0
votes

I have faced Cuda out of memory error for a simple fully connected layer model. I have tried torch.cuda.empty_cache() and gc.collect(). Also, I delete unnecessary variables by del and tried by reducing batch size. But the error does not resolved. Also, the error appears only for SUN datasets where 1440 test images are used to evaluate. But the code runs well for AWA2 datasets where no. of test images is 7913. I am using google colab here. I have used RTX 2060 too. Here is the code snippet, where it gets error:

def euclidean_dist(x, y):
    # x: N x D
    # y: M x D
    torch.cuda.empty_cache()
    n = x.size(0)
    m = y.size(0)
    d = x.size(1)
    assert d == y.size(1)
    x = x.unsqueeze(1).expand(n, m, d)
    y = y.unsqueeze(0).expand(n, m, d)
    del n,m,d
    return torch.pow(x - y, 2).sum(2)

def compute_accuracy(test_att, test_visual, test_id, test_label):
    global s2v
    s2v.eval()
    with torch.no_grad():
        test_att = Variable(torch.from_numpy(test_att).float().to(device))
        test_visual = Variable(torch.from_numpy(test_visual).float().to(device))
        outpre = s2v(test_att, test_visual)
        del test_att, test_visual
        outpre = torch.argmax(torch.softmax(outpre, dim=1), dim=1)
    
    outpre = test_id[outpre.cpu().data.numpy()]
    
    #compute averaged per class accuracy
    test_label = np.squeeze(np.asarray(test_label))
    test_label = test_label.astype("float32")
    unique_labels = np.unique(test_label)
    acc = 0
    for l in unique_labels:
        idx = np.nonzero(test_label == l)[0]
        acc += accuracy_score(test_label[idx], outpre[idx])
    acc = acc / unique_labels.shape[0]
    return acc   

The error is:

Traceback (most recent call last):   File "GBU_new_v2.py", line 234, in <module>
    acc_seen_gzsl = compute_accuracy(attribute, x_test_seen, np.arange(len(attribute)), test_label_seen)   File "GBU_new_v2.py", line 111, in compute_accuracy
    outpre = s2v(test_att, test_visual)   File "/usr/local/lib/python3.6/dist-packages/torch/nn/modules/module.py", line 550, in __call__
    result = self.forward(*input, **kwargs)   File "GBU_new_v2.py", line 80, in forward
    a1 = euclidean_dist(feat, a1)   File "GBU_new_v2.py", line 62, in euclidean_dist
    return torch.pow(x - y, 2).sum(2)#.sqrt() # return: N x M RuntimeError: CUDA out of memory.

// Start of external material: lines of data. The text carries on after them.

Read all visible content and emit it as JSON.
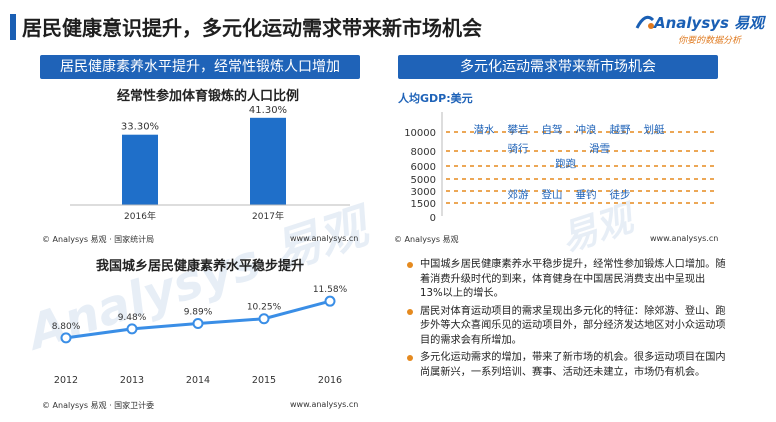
{
  "page": {
    "title": "居民健康意识提升，多元化运动需求带来新市场机会",
    "logo_main": "Analysys 易观",
    "logo_sub": "你要的数据分析"
  },
  "left_panel": {
    "header": "居民健康素养水平提升，经常性锻炼人口增加",
    "source_top": "© Analysys 易观 · 国家统计局",
    "url_top": "www.analysys.cn",
    "source_bottom": "© Analysys 易观 · 国家卫计委",
    "url_bottom": "www.analysys.cn"
  },
  "right_panel": {
    "header": "多元化运动需求带来新市场机会",
    "source": "© Analysys 易观",
    "url": "www.analysys.cn"
  },
  "bullets": [
    "中国城乡居民健康素养水平稳步提升，经常性参加锻炼人口增加。随着消费升级时代的到来，体育健身在中国居民消费支出中呈现出13%以上的增长。",
    "居民对体育运动项目的需求呈现出多元化的特征：除郊游、登山、跑步外等大众喜闻乐见的运动项目外，部分经济发达地区对小众运动项目的需求会有所增加。",
    "多元化运动需求的增加，带来了新市场的机会。很多运动项目在国内尚属新兴，一系列培训、赛事、活动还未建立，市场仍有机会。"
  ],
  "colors": {
    "accent": "#1f63b8",
    "bar": "#1f6fc9",
    "line": "#3a8ee6",
    "orange": "#e58a1f",
    "text_blue": "#1f63b8"
  },
  "chart_data": [
    {
      "type": "bar",
      "title": "经常性参加体育锻炼的人口比例",
      "categories": [
        "2016年",
        "2017年"
      ],
      "values": [
        33.3,
        41.3
      ],
      "value_labels": [
        "33.30%",
        "41.30%"
      ],
      "ylim": [
        0,
        45
      ]
    },
    {
      "type": "line",
      "title": "我国城乡居民健康素养水平稳步提升",
      "categories": [
        "2012",
        "2013",
        "2014",
        "2015",
        "2016"
      ],
      "values": [
        8.8,
        9.48,
        9.89,
        10.25,
        11.58
      ],
      "value_labels": [
        "8.80%",
        "9.48%",
        "9.89%",
        "10.25%",
        "11.58%"
      ],
      "ylim": [
        7.5,
        12.2
      ]
    },
    {
      "type": "scatter",
      "title": "人均GDP:美元",
      "y_ticks": [
        {
          "label": "10000",
          "value": 10000
        },
        {
          "label": "8000",
          "value": 8000
        },
        {
          "label": "6000",
          "value": 6000
        },
        {
          "label": "5000",
          "value": 5000
        },
        {
          "label": "3000",
          "value": 3000
        },
        {
          "label": "1500",
          "value": 1500
        },
        {
          "label": "0",
          "value": 0
        }
      ],
      "dashed_levels": [
        10000,
        8000,
        6000,
        5000,
        3000,
        1500
      ],
      "activities": [
        {
          "name": "潜水",
          "level": 10000,
          "slot": 0
        },
        {
          "name": "攀岩",
          "level": 10000,
          "slot": 1
        },
        {
          "name": "自驾",
          "level": 10000,
          "slot": 2
        },
        {
          "name": "冲浪",
          "level": 10000,
          "slot": 3
        },
        {
          "name": "越野",
          "level": 10000,
          "slot": 4
        },
        {
          "name": "划艇",
          "level": 10000,
          "slot": 5
        },
        {
          "name": "骑行",
          "level": 8000,
          "slot": 1
        },
        {
          "name": "滑雪",
          "level": 8000,
          "slot": 3.4
        },
        {
          "name": "跑跑",
          "level": 6000,
          "slot": 2.4
        },
        {
          "name": "郊游",
          "level": 3000,
          "slot": 1
        },
        {
          "name": "登山",
          "level": 3000,
          "slot": 2
        },
        {
          "name": "垂钓",
          "level": 3000,
          "slot": 3
        },
        {
          "name": "徒步",
          "level": 3000,
          "slot": 4
        }
      ]
    }
  ]
}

Tried to allocate 14.12 GiB (GPU 0;
15.90 GiB total capacity; 14.19 GiB already allocated; 669.88 MiB free; 14.55 GiB reserved in total by PyTorch)
1

1 Answers

2
votes

It seems like you have batches defined only for training, while during test you attempt to process the entire test set simultaneously.
You should split your test set into smaller "batches" and evaluate one batch at a time to combine all the batch scores at the end for one score for the model.